Sharon Segner of LS Power also questioned the timing of the proposal, saying the project should be opened for competitive bidding under FERC Order 1000.
“It very well may be the solution,” she said. “What I’m questioning is the process.”
Stern later noted that “FERC Form 715-driven projects are exempt from competitive bidding processes pursuant to FERC orders.”
AMP’s proposed project information templates received endorsement from Greg Poulos, the executive director of the Consumer Advocates of the PJM States (CAPS).
“The consumer advocate offices are well aligned with AMP,” Poulos said.
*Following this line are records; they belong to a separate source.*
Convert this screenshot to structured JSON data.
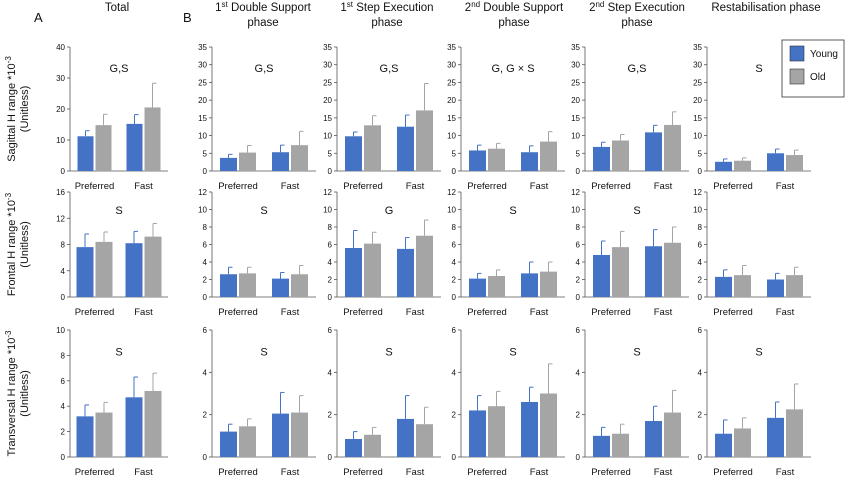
{
  "figure": {
    "panel_a_letter": "A",
    "panel_b_letter": "B",
    "columns": [
      {
        "title_lines": [
          "Total"
        ]
      },
      {
        "title_lines": [
          "1st Double Support",
          "phase"
        ],
        "sup": "st",
        "ordinal": "1"
      },
      {
        "title_lines": [
          "1st Step Execution",
          "phase"
        ],
        "sup": "st",
        "ordinal": "1"
      },
      {
        "title_lines": [
          "2nd Double Support",
          "phase"
        ],
        "sup": "nd",
        "ordinal": "2"
      },
      {
        "title_lines": [
          "2nd  Step Execution",
          "phase"
        ],
        "sup": "nd",
        "ordinal": "2"
      },
      {
        "title_lines": [
          "Restabilisation phase"
        ]
      }
    ],
    "row_labels": [
      {
        "line1": "Sagittal H range *10",
        "exp": "-3",
        "line2": "(Unitless)"
      },
      {
        "line1": "Frontal H range *10",
        "exp": "-3",
        "line2": "(Unitless)"
      },
      {
        "line1": "Transversal H range *10",
        "exp": "-3",
        "line2": "(Unitless)"
      }
    ],
    "legend": [
      {
        "label": "Young",
        "color": "#4472C4"
      },
      {
        "label": "Old",
        "color": "#A5A5A5"
      }
    ]
  },
  "chart_data": [
    {
      "type": "bar",
      "row": "Sagittal",
      "col": "Total",
      "categories": [
        "Preferred",
        "Fast"
      ],
      "ylim": [
        0,
        40
      ],
      "yticks": [
        0,
        10,
        20,
        30,
        40
      ],
      "annotation": "G,S",
      "series": [
        {
          "name": "Young",
          "values": [
            11.2,
            15.2
          ],
          "errors": [
            1.8,
            3.0
          ]
        },
        {
          "name": "Old",
          "values": [
            14.8,
            20.5
          ],
          "errors": [
            3.5,
            7.8
          ]
        }
      ]
    },
    {
      "type": "bar",
      "row": "Sagittal",
      "col": "1st Double Support phase",
      "categories": [
        "Preferred",
        "Fast"
      ],
      "ylim": [
        0,
        35
      ],
      "yticks": [
        0,
        5,
        10,
        15,
        20,
        25,
        30,
        35
      ],
      "annotation": "G,S",
      "series": [
        {
          "name": "Young",
          "values": [
            3.7,
            5.3
          ],
          "errors": [
            1.0,
            2.0
          ]
        },
        {
          "name": "Old",
          "values": [
            5.2,
            7.3
          ],
          "errors": [
            2.0,
            3.9
          ]
        }
      ]
    },
    {
      "type": "bar",
      "row": "Sagittal",
      "col": "1st Step Execution phase",
      "categories": [
        "Preferred",
        "Fast"
      ],
      "ylim": [
        0,
        35
      ],
      "yticks": [
        0,
        5,
        10,
        15,
        20,
        25,
        30,
        35
      ],
      "annotation": "G,S",
      "series": [
        {
          "name": "Young",
          "values": [
            9.8,
            12.5
          ],
          "errors": [
            1.2,
            3.3
          ]
        },
        {
          "name": "Old",
          "values": [
            12.9,
            17.1
          ],
          "errors": [
            2.7,
            7.6
          ]
        }
      ]
    },
    {
      "type": "bar",
      "row": "Sagittal",
      "col": "2nd Double Support phase",
      "categories": [
        "Preferred",
        "Fast"
      ],
      "ylim": [
        0,
        35
      ],
      "yticks": [
        0,
        5,
        10,
        15,
        20,
        25,
        30,
        35
      ],
      "annotation": "G, G × S",
      "series": [
        {
          "name": "Young",
          "values": [
            5.8,
            5.3
          ],
          "errors": [
            1.5,
            1.8
          ]
        },
        {
          "name": "Old",
          "values": [
            6.3,
            8.3
          ],
          "errors": [
            1.5,
            2.8
          ]
        }
      ]
    },
    {
      "type": "bar",
      "row": "Sagittal",
      "col": "2nd Step Execution phase",
      "categories": [
        "Preferred",
        "Fast"
      ],
      "ylim": [
        0,
        35
      ],
      "yticks": [
        0,
        5,
        10,
        15,
        20,
        25,
        30,
        35
      ],
      "annotation": "G,S",
      "series": [
        {
          "name": "Young",
          "values": [
            6.8,
            10.9
          ],
          "errors": [
            1.3,
            2.0
          ]
        },
        {
          "name": "Old",
          "values": [
            8.6,
            13.0
          ],
          "errors": [
            1.7,
            3.7
          ]
        }
      ]
    },
    {
      "type": "bar",
      "row": "Sagittal",
      "col": "Restabilisation phase",
      "categories": [
        "Preferred",
        "Fast"
      ],
      "ylim": [
        0,
        35
      ],
      "yticks": [
        0,
        5,
        10,
        15,
        20,
        25,
        30,
        35
      ],
      "annotation": "S",
      "series": [
        {
          "name": "Young",
          "values": [
            2.6,
            5.0
          ],
          "errors": [
            0.8,
            1.2
          ]
        },
        {
          "name": "Old",
          "values": [
            2.9,
            4.5
          ],
          "errors": [
            0.8,
            1.4
          ]
        }
      ]
    },
    {
      "type": "bar",
      "row": "Frontal",
      "col": "Total",
      "categories": [
        "Preferred",
        "Fast"
      ],
      "ylim": [
        0,
        16
      ],
      "yticks": [
        0,
        4,
        8,
        12,
        16
      ],
      "annotation": "S",
      "series": [
        {
          "name": "Young",
          "values": [
            7.6,
            8.2
          ],
          "errors": [
            2.0,
            1.8
          ]
        },
        {
          "name": "Old",
          "values": [
            8.4,
            9.2
          ],
          "errors": [
            1.5,
            2.0
          ]
        }
      ]
    },
    {
      "type": "bar",
      "row": "Frontal",
      "col": "1st Double Support phase",
      "categories": [
        "Preferred",
        "Fast"
      ],
      "ylim": [
        0,
        12
      ],
      "yticks": [
        0,
        2,
        4,
        6,
        8,
        10,
        12
      ],
      "annotation": "S",
      "series": [
        {
          "name": "Young",
          "values": [
            2.6,
            2.1
          ],
          "errors": [
            0.8,
            0.7
          ]
        },
        {
          "name": "Old",
          "values": [
            2.7,
            2.6
          ],
          "errors": [
            0.7,
            1.0
          ]
        }
      ]
    },
    {
      "type": "bar",
      "row": "Frontal",
      "col": "1st Step Execution phase",
      "categories": [
        "Preferred",
        "Fast"
      ],
      "ylim": [
        0,
        12
      ],
      "yticks": [
        0,
        2,
        4,
        6,
        8,
        10,
        12
      ],
      "annotation": "G",
      "series": [
        {
          "name": "Young",
          "values": [
            5.6,
            5.5
          ],
          "errors": [
            2.0,
            1.3
          ]
        },
        {
          "name": "Old",
          "values": [
            6.1,
            7.0
          ],
          "errors": [
            1.3,
            1.8
          ]
        }
      ]
    },
    {
      "type": "bar",
      "row": "Frontal",
      "col": "2nd Double Support phase",
      "categories": [
        "Preferred",
        "Fast"
      ],
      "ylim": [
        0,
        12
      ],
      "yticks": [
        0,
        2,
        4,
        6,
        8,
        10,
        12
      ],
      "annotation": "S",
      "series": [
        {
          "name": "Young",
          "values": [
            2.1,
            2.7
          ],
          "errors": [
            0.6,
            1.3
          ]
        },
        {
          "name": "Old",
          "values": [
            2.4,
            2.9
          ],
          "errors": [
            0.7,
            1.1
          ]
        }
      ]
    },
    {
      "type": "bar",
      "row": "Frontal",
      "col": "2nd Step Execution phase",
      "categories": [
        "Preferred",
        "Fast"
      ],
      "ylim": [
        0,
        12
      ],
      "yticks": [
        0,
        2,
        4,
        6,
        8,
        10,
        12
      ],
      "annotation": "S",
      "series": [
        {
          "name": "Young",
          "values": [
            4.8,
            5.8
          ],
          "errors": [
            1.6,
            1.9
          ]
        },
        {
          "name": "Old",
          "values": [
            5.7,
            6.2
          ],
          "errors": [
            1.8,
            1.8
          ]
        }
      ]
    },
    {
      "type": "bar",
      "row": "Frontal",
      "col": "Restabilisation phase",
      "categories": [
        "Preferred",
        "Fast"
      ],
      "ylim": [
        0,
        12
      ],
      "yticks": [
        0,
        2,
        4,
        6,
        8,
        10,
        12
      ],
      "annotation": "",
      "series": [
        {
          "name": "Young",
          "values": [
            2.3,
            2.0
          ],
          "errors": [
            0.8,
            0.7
          ]
        },
        {
          "name": "Old",
          "values": [
            2.5,
            2.5
          ],
          "errors": [
            1.1,
            0.9
          ]
        }
      ]
    },
    {
      "type": "bar",
      "row": "Transversal",
      "col": "Total",
      "categories": [
        "Preferred",
        "Fast"
      ],
      "ylim": [
        0,
        10
      ],
      "yticks": [
        0,
        2,
        4,
        6,
        8,
        10
      ],
      "annotation": "S",
      "series": [
        {
          "name": "Young",
          "values": [
            3.2,
            4.7
          ],
          "errors": [
            0.9,
            1.6
          ]
        },
        {
          "name": "Old",
          "values": [
            3.5,
            5.2
          ],
          "errors": [
            0.8,
            1.4
          ]
        }
      ]
    },
    {
      "type": "bar",
      "row": "Transversal",
      "col": "1st Double Support phase",
      "categories": [
        "Preferred",
        "Fast"
      ],
      "ylim": [
        0,
        6
      ],
      "yticks": [
        0,
        2,
        4,
        6
      ],
      "annotation": "S",
      "series": [
        {
          "name": "Young",
          "values": [
            1.2,
            2.05
          ],
          "errors": [
            0.35,
            1.0
          ]
        },
        {
          "name": "Old",
          "values": [
            1.45,
            2.1
          ],
          "errors": [
            0.35,
            0.8
          ]
        }
      ]
    },
    {
      "type": "bar",
      "row": "Transversal",
      "col": "1st Step Execution phase",
      "categories": [
        "Preferred",
        "Fast"
      ],
      "ylim": [
        0,
        6
      ],
      "yticks": [
        0,
        2,
        4,
        6
      ],
      "annotation": "S",
      "series": [
        {
          "name": "Young",
          "values": [
            0.85,
            1.8
          ],
          "errors": [
            0.35,
            1.1
          ]
        },
        {
          "name": "Old",
          "values": [
            1.05,
            1.55
          ],
          "errors": [
            0.35,
            0.8
          ]
        }
      ]
    },
    {
      "type": "bar",
      "row": "Transversal",
      "col": "2nd Double Support phase",
      "categories": [
        "Preferred",
        "Fast"
      ],
      "ylim": [
        0,
        6
      ],
      "yticks": [
        0,
        2,
        4,
        6
      ],
      "annotation": "S",
      "series": [
        {
          "name": "Young",
          "values": [
            2.2,
            2.6
          ],
          "errors": [
            0.7,
            0.7
          ]
        },
        {
          "name": "Old",
          "values": [
            2.4,
            3.0
          ],
          "errors": [
            0.7,
            1.4
          ]
        }
      ]
    },
    {
      "type": "bar",
      "row": "Transversal",
      "col": "2nd Step Execution phase",
      "categories": [
        "Preferred",
        "Fast"
      ],
      "ylim": [
        0,
        6
      ],
      "yticks": [
        0,
        2,
        4,
        6
      ],
      "annotation": "S",
      "series": [
        {
          "name": "Young",
          "values": [
            1.0,
            1.7
          ],
          "errors": [
            0.4,
            0.7
          ]
        },
        {
          "name": "Old",
          "values": [
            1.1,
            2.1
          ],
          "errors": [
            0.45,
            1.05
          ]
        }
      ]
    },
    {
      "type": "bar",
      "row": "Transversal",
      "col": "Restabilisation phase",
      "categories": [
        "Preferred",
        "Fast"
      ],
      "ylim": [
        0,
        6
      ],
      "yticks": [
        0,
        2,
        4,
        6
      ],
      "annotation": "S",
      "series": [
        {
          "name": "Young",
          "values": [
            1.1,
            1.85
          ],
          "errors": [
            0.65,
            0.75
          ]
        },
        {
          "name": "Old",
          "values": [
            1.35,
            2.25
          ],
          "errors": [
            0.5,
            1.2
          ]
        }
      ]
    }
  ]
}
PJM staff attempted to divert project questions to its newly formed online Planning Community, providing a refresher on the group’s purpose.
“It’s not a dead letter office,” PJM’s Fran Barrett said.
But Dolan disagreed, complaining that he hasn’t received responses in that forum.
“I’ve submitted a whole slew of questions [to both the planning community and directly to PJM], and just writing them down doesn’t get them answered. My question is: Even if we write them down are they going to get answered?” he said. “I have not received a response to everything [asked], and in fact, we’ve been told we’re not getting an answer” to some questions.
PJM presented several charts documenting transmission projects including one that showed AEP, Dominion Energy and PSE&G proposing many supplemental projects, which are not competitively bid.
“I understand the visuals here, but I don’t think this is enough information to draw conclusions about individual transmission owners and their [Form] 715 criteria,” PJM’s Sue Glatz said.